The IRS Is Really Messing Up Splitting Up

divorce

Divorce pre-2019 was messy but divorce post-2018 is going to be hellish.

That’s due to the 2017 Tax Cuts and Jobs Act which reverses a law that was introduced 77 years ago. This law was created with the hope of freeing up more money for the divorcing couple and easing the transition from paying taxes jointly to paying separately.

With divorce more popular than ever in the U.S., this new tax law is really going to make a bigger mess for both parties in the divorce.

According to the American Psychological Associations, currently, approximately 50% of first-time marriages end in divorce and the divorce rate for subsequent marriages is even higher.

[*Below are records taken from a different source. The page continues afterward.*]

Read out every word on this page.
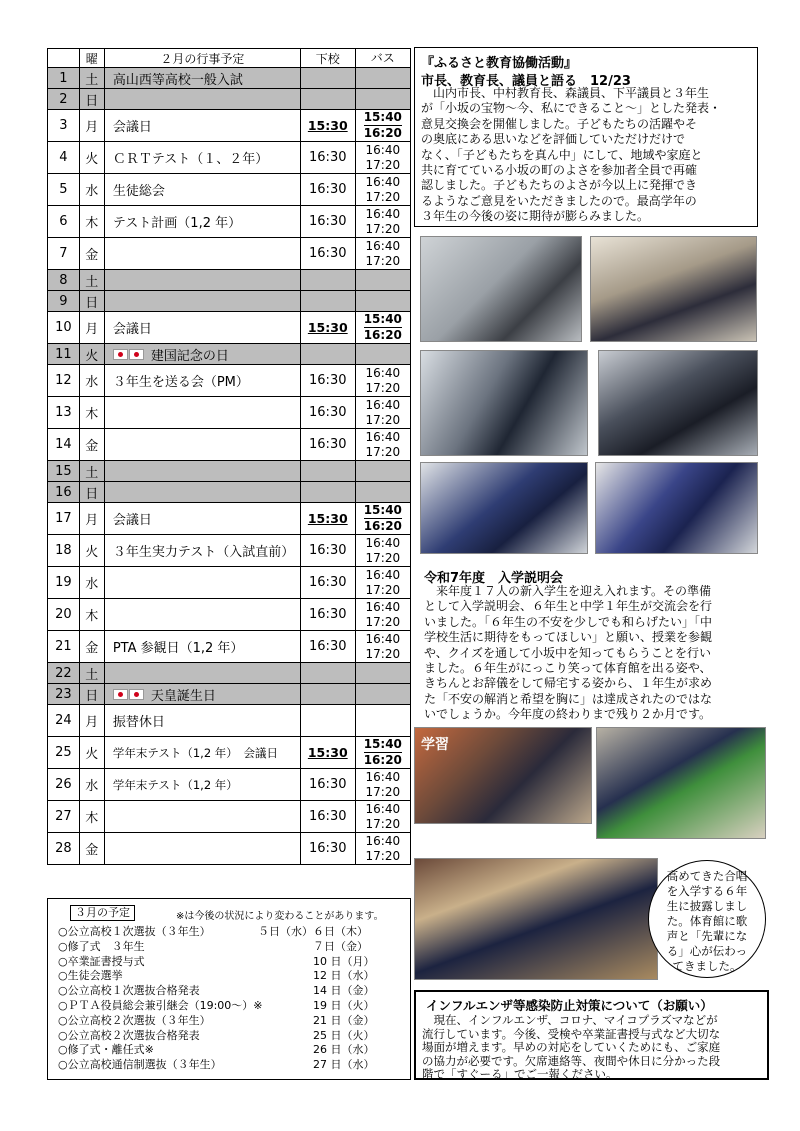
	曜	２月の行事予定	下校	バス
1	土	高山西等高校一般入試		

2	日			

3	月	会議日	15:30	15:40
16:20

4	火	ＣＲＴテスト（１、２年）	16:30	16:40
17:20

5	水	生徒総会	16:30	16:40
17:20

6	木	テスト計画（1,2 年）	16:30	16:40
17:20

7	金		16:30	16:40
17:20

8	土			

9	日			

10	月	会議日	15:30	15:40
16:20

11	火	建国記念の日		

12	水	３年生を送る会（PM）	16:30	16:40
17:20

13	木		16:30	16:40
17:20

14	金		16:30	16:40
17:20

15	土			

16	日			

17	月	会議日	15:30	15:40
16:20

18	火	３年生実力テスト（入試直前）	16:30	16:40
17:20

19	水		16:30	16:40
17:20

20	木		16:30	16:40
17:20

21	金	PTA 参観日（1,2 年）	16:30	16:40
17:20

22	土			

23	日	天皇誕生日		

24	月	振替休日		

25	火	学年末テスト（1,2 年）　会議日	15:30	15:40
16:20

26	水	学年末テスト（1,2 年）	16:30	16:40
17:20

27	木		16:30	16:40
17:20

28	金		16:30	16:40
17:20
３月の予定	※は今後の状況により変わることがあります。
○公立高校１次選抜（３年生）	５日（水）６日（木）
○修了式　３年生	７日（金）
○卒業証書授与式	10 日（月）
○生徒会選挙	12 日（水）
○公立高校１次選抜合格発表	14 日（金）
○ＰＴＡ役員総会兼引継会（19:00～）※	19 日（火）
○公立高校２次選抜（３年生）	21 日（金）
○公立高校２次選抜合格発表	25 日（火）
○修了式・離任式※	26 日（水）
○公立高校通信制選抜（３年生）	27 日（水）
『ふるさと教育協働活動』
市長、教育長、議員と語る　12/23
　山内市長、中村教育長、森議員、下平議員と３年生
が「小坂の宝物～今、私にできること～」とした発表・
意見交換会を開催しました。子どもたちの活躍やそ
の奥底にある思いなどを評価していただけだけで
なく、「子どもたちを真ん中」にして、地域や家庭と
共に育てている小坂の町のよさを参加者全員で再確
認しました。子どもたちのよさが今以上に発揮でき
るようなご意見をいただきましたので。最高学年の
３年生の今後の姿に期待が膨らみました。
令和7年度　入学説明会
　来年度１７人の新入学生を迎え入れます。その準備
として入学説明会、６年生と中学１年生が交流会を行
いました。「６年生の不安を少しでも和らげたい」「中
学校生活に期待をもってほしい」と願い、授業を参観
や、クイズを通して小坂中を知ってもらうことを行い
ました。６年生がにっこり笑って体育館を出る姿や、
きちんとお辞儀をして帰宅する姿から、１年生が求め
た「不安の解消と希望を胸に」は達成されたのではな
いでしょうか。今年度の終わりまで残り２か月です。
学習
高めてきた合唱
を入学する６年
生に披露しまし
た。体育館に歌
声と「先輩にな
る」心が伝わっ
てきました。
インフルエンザ等感染防止対策について（お願い）
　現在、インフルエンザ、コロナ、マイコプラズマなどが
流行しています。今後、受検や卒業証書授与式など大切な
場面が増えます。早めの対応をしていくためにも、ご家庭
の協力が必要です。欠席連絡等、夜間や休日に分かった段
階で「すぐーる」でご一報ください。
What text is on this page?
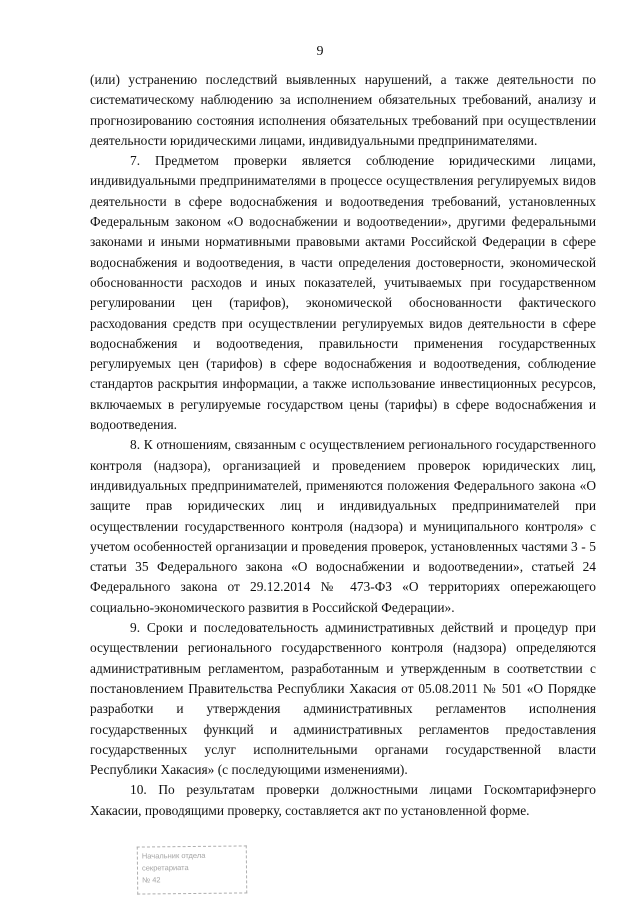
9

(или) устранению последствий выявленных нарушений, а также деятельности по систематическому наблюдению за исполнением обязательных требований, анализу и прогнозированию состояния исполнения обязательных требований при осуществлении деятельности юридическими лицами, индивидуальными предпринимателями.

7. Предметом проверки является соблюдение юридическими лицами, индивидуальными предпринимателями в процессе осуществления регулируемых видов деятельности в сфере водоснабжения и водоотведения требований, установленных Федеральным законом «О водоснабжении и водоотведении», другими федеральными законами и иными нормативными правовыми актами Российской Федерации в сфере водоснабжения и водоотведения, в части определения достоверности, экономической обоснованности расходов и иных показателей, учитываемых при государственном регулировании цен (тарифов), экономической обоснованности фактического расходования средств при осуществлении регулируемых видов деятельности в сфере водоснабжения и водоотведения, правильности применения государственных регулируемых цен (тарифов) в сфере водоснабжения и водоотведения, соблюдение стандартов раскрытия информации, а также использование инвестиционных ресурсов, включаемых в регулируемые государством цены (тарифы) в сфере водоснабжения и водоотведения.

8. К отношениям, связанным с осуществлением регионального государственного контроля (надзора), организацией и проведением проверок юридических лиц, индивидуальных предпринимателей, применяются положения Федерального закона «О защите прав юридических лиц и индивидуальных предпринимателей при осуществлении государственного контроля (надзора) и муниципального контроля» с учетом особенностей организации и проведения проверок, установленных частями 3 - 5 статьи 35 Федерального закона «О водоснабжении и водоотведении», статьей 24 Федерального закона от 29.12.2014 № 473-ФЗ «О территориях опережающего социально-экономического развития в Российской Федерации».

9. Сроки и последовательность административных действий и процедур при осуществлении регионального государственного контроля (надзора) определяются административным регламентом, разработанным и утвержденным в соответствии с постановлением Правительства Республики Хакасия от 05.08.2011 № 501 «О Порядке разработки и утверждения административных регламентов исполнения государственных функций и административных регламентов предоставления государственных услуг исполнительными органами государственной власти Республики Хакасия» (с последующими изменениями).

10. По результатам проверки должностными лицами Госкомтарифэнерго Хакасии, проводящими проверку, составляется акт по установленной форме.

Начальник отдела
секретариата
№ 42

The heart of the new law is that, for divorces finalized after December 31, 2018, it makes alimony non-tax-deductible for the payer and non-taxable for the recipient. This eliminates the existing tax incentive for bigger support payments. And while it might seem like a good idea to having the support payments not taxed, the overall reduction in the amount of alimony will certainly result in less money paid to the recipient. Considering that the previous deduction saved about 50% in taxes for the top earners, it seems like women, who tend to be the primary recipients of alimony checks are going to be the ones who suffer.

It’s doubtful that this will reverse the divorce statistics, but it’s for sure going to make more people bitter and angry at Uncle Sam. And you simply can’t ever divorce him!